After prompt tuning, we are now ready to start generating synthetic data at scale. The code below iterates over each row in the contextual tags dataframe, creating `NUM_DOCUMENTS_PER_CONTEXT` synthetic documents for each given combination of contextual tags. To ensure that all data is saved at each generation, we will append results from each generation to the `output_file_path` file in Google Drive.



In [None]:
results = []

# Iterate over each row in the DataFrame
for index, row in tqdm(contextual_tags_df.iterrows(), total=len(contextual_tags_df)):
    result_df = generate_text2pii_data(row, verbose=False)
    results.append(result_df)

    # Display the latest result with a scrollbar, if needed
    display(
        result_df.tail(1)
        .style.set_table_attributes("style='display:inline'")
        .set_caption("Latest Record")
    )

    # Append the result to the JSONL file
    with jsonlines.open(output_file_path, mode="a") as writer:
        for _, result_row in result_df.iterrows():
            writer.write(result_row.to_dict())
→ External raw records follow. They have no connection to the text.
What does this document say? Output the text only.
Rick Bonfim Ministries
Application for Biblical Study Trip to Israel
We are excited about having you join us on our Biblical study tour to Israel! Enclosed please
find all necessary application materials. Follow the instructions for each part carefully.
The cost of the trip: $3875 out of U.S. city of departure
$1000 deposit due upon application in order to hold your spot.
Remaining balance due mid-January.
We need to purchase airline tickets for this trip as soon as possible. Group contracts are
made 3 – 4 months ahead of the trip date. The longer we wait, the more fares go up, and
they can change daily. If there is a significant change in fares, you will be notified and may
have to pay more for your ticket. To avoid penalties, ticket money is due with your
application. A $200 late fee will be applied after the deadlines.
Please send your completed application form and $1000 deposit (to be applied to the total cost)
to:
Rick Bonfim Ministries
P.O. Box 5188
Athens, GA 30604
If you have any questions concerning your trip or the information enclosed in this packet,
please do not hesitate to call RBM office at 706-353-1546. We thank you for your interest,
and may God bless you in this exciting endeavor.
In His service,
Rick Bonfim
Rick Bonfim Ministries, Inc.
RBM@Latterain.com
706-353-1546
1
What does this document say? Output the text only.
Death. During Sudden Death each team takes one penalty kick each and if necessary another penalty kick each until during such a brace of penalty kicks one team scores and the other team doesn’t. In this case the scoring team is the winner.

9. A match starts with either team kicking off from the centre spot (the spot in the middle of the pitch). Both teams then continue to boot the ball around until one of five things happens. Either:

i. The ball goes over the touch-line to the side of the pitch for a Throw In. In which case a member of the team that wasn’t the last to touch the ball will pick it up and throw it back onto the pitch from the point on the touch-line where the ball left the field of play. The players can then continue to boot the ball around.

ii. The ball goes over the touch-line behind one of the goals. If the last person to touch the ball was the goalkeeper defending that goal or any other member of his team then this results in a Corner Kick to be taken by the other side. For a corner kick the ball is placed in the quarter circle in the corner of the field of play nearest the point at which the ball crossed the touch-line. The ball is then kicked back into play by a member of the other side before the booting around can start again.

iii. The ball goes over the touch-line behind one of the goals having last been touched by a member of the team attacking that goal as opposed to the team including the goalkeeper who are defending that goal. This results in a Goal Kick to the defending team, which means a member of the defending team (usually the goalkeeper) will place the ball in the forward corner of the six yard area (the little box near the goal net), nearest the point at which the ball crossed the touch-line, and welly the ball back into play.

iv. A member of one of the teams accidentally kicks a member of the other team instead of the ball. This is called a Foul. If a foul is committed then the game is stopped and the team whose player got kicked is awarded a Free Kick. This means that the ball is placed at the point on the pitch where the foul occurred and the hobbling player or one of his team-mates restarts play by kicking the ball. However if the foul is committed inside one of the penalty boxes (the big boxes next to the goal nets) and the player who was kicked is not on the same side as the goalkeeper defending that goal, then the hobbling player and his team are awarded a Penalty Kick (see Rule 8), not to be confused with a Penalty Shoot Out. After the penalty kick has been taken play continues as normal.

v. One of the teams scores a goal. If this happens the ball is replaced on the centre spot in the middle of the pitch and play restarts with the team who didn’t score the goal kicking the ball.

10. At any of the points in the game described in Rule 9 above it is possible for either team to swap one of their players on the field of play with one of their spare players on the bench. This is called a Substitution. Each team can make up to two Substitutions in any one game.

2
# Concatenate all the DataFrames in the list into a single DataFrame
final_results = pd.concat(results, ignore_index=True)

# Display the final DataFrame with all results
display(final_results)

# Conclusion

Synthetic Data Generation provides a cost effective, and most importantly, iterative way to build and customize data for AI projects. Synthetic data can significantly enhance task performance and open new opportunities for innovation and feature development where you need data. With the increasing accessibility and cost effectiveness, there has never been a better time to start working with synthetic data.